Parmi ces pères amoureux, on distingue ceux qui développent une réaction de panique le jour où la relation devient sexuelle, surtout après l’orgasme. Ils se rendent alors compte de l’anormalité et de la monstruosité de leurs actes et obligent l’enfant au « secret », lui demandant à la fois pardon et lui promettant qu’ils ne recommenceront plus et surtout que le maintien de la cohésion familiale dépend de ce secret partagé, gage de la sécurité de toute la maison. Ils auront alors dans les jours qui suivent une conduite d’évitement, puis comme ils voient qu’il ne se passe rien, que la vie continue comme avant, un jour ils recommencent.
À côté de ces pères il y a ceux, nettement moins nombreux et plus carencés, qui ne connaissent pas cette panique et qui vivent presque normalement cette relation.
Quels sont les différents profils des pères incestueux ?

On peut repérer schématiquement trois types de pères incestueux
• le père « amoureux » de sa fille que nous venons de décrire.
• Puis le père très carencé, machiste et souvent alcoolique vivant dans un milieu défavorisé où l’acte sexuel se résume à un acte pornographique imposé comme un droit à la femme qui doit lui être soumise. Il couche avec sa fille parce qu’elle est là, qu’il est l’homme et qu’il a tous les droits.
• Il y a enfin le profil du pervers sadique qui jouit de la souffrance infligée à autrui, mais que l’on ne voit pas en consultation parce qu’il la refuse et qu’il n’en voit pas l’utilité.
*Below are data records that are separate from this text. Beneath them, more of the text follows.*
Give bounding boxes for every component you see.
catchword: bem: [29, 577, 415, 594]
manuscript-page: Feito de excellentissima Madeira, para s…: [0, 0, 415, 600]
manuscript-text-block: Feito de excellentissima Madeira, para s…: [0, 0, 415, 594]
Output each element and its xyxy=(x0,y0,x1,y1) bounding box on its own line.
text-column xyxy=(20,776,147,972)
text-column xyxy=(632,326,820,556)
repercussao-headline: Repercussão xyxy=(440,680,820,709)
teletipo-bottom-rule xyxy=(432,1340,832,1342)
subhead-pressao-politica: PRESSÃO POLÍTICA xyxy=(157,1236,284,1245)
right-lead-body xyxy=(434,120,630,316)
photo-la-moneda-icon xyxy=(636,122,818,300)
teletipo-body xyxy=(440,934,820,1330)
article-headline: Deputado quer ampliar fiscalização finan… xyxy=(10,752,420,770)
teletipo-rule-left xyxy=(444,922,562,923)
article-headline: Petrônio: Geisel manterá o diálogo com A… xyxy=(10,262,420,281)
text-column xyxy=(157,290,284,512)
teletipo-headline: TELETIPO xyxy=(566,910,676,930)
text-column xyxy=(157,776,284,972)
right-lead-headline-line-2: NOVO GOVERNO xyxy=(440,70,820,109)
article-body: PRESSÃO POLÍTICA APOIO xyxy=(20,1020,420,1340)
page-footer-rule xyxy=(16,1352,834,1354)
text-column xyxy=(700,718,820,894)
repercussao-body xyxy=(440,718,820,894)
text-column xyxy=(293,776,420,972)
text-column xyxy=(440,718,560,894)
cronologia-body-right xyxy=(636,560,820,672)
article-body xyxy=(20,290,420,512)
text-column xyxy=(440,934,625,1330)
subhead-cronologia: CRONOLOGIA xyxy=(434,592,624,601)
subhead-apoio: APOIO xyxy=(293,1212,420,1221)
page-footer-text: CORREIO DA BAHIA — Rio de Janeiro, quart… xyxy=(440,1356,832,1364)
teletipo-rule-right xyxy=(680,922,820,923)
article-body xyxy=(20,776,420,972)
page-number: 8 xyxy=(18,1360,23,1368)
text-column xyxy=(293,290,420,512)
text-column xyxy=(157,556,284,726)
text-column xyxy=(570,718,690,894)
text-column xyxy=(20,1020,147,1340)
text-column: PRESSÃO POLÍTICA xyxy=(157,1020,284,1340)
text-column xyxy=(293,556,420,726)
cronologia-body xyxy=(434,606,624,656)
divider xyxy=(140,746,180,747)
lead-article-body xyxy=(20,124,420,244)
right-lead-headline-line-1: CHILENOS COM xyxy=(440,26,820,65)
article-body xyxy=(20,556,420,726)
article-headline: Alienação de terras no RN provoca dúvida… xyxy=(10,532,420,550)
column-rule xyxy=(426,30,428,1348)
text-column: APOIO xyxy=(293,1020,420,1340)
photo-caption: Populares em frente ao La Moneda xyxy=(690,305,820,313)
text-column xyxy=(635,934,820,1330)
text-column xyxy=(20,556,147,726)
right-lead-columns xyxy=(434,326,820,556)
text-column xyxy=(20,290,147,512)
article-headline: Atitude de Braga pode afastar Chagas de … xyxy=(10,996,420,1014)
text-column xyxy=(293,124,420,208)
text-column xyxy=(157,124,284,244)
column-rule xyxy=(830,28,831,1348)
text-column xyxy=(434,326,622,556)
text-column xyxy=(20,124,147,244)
Comment se passe le travail en prison ?

En prison, le travail de thérapie tente d’amener ces pères à prendre conscience de la gravité des actes commis sur leur fille qui n’est pas « leur objet » mais un être humain différencié d’eux et victime de leurs actes. L’objectif thérapeutique, c’est de les aider à retrouver dans leur histoire personnelle les paramètres qui les ont conduits à cette déviance, de repérer leurs manques et le sens de leur passage à l’acte incestueux. Ce sont des gens qui sont en proie à la confusion mentale, il faut réintroduire la loi de l’interdit de l’inceste et la prison représente un cadre qui permet cette prise de conscience indispensable pour reprendre leur place de père. Quand ils sortiront de prison ou si leur enfant le leur demande un jour, ils devront lui rendre des comptes. Nous essayons de préparer le père à trouver les réponses qui pourront alors aider la victime pour qu’elle cicatrise son traumatisme et ne se sente plus coupable ou responsable de ce qu’il lui a infligé. Il faut sortir de la confusion. Les liens de filiation demeurent, le père restera toujours le père quoiqu’il ait fait.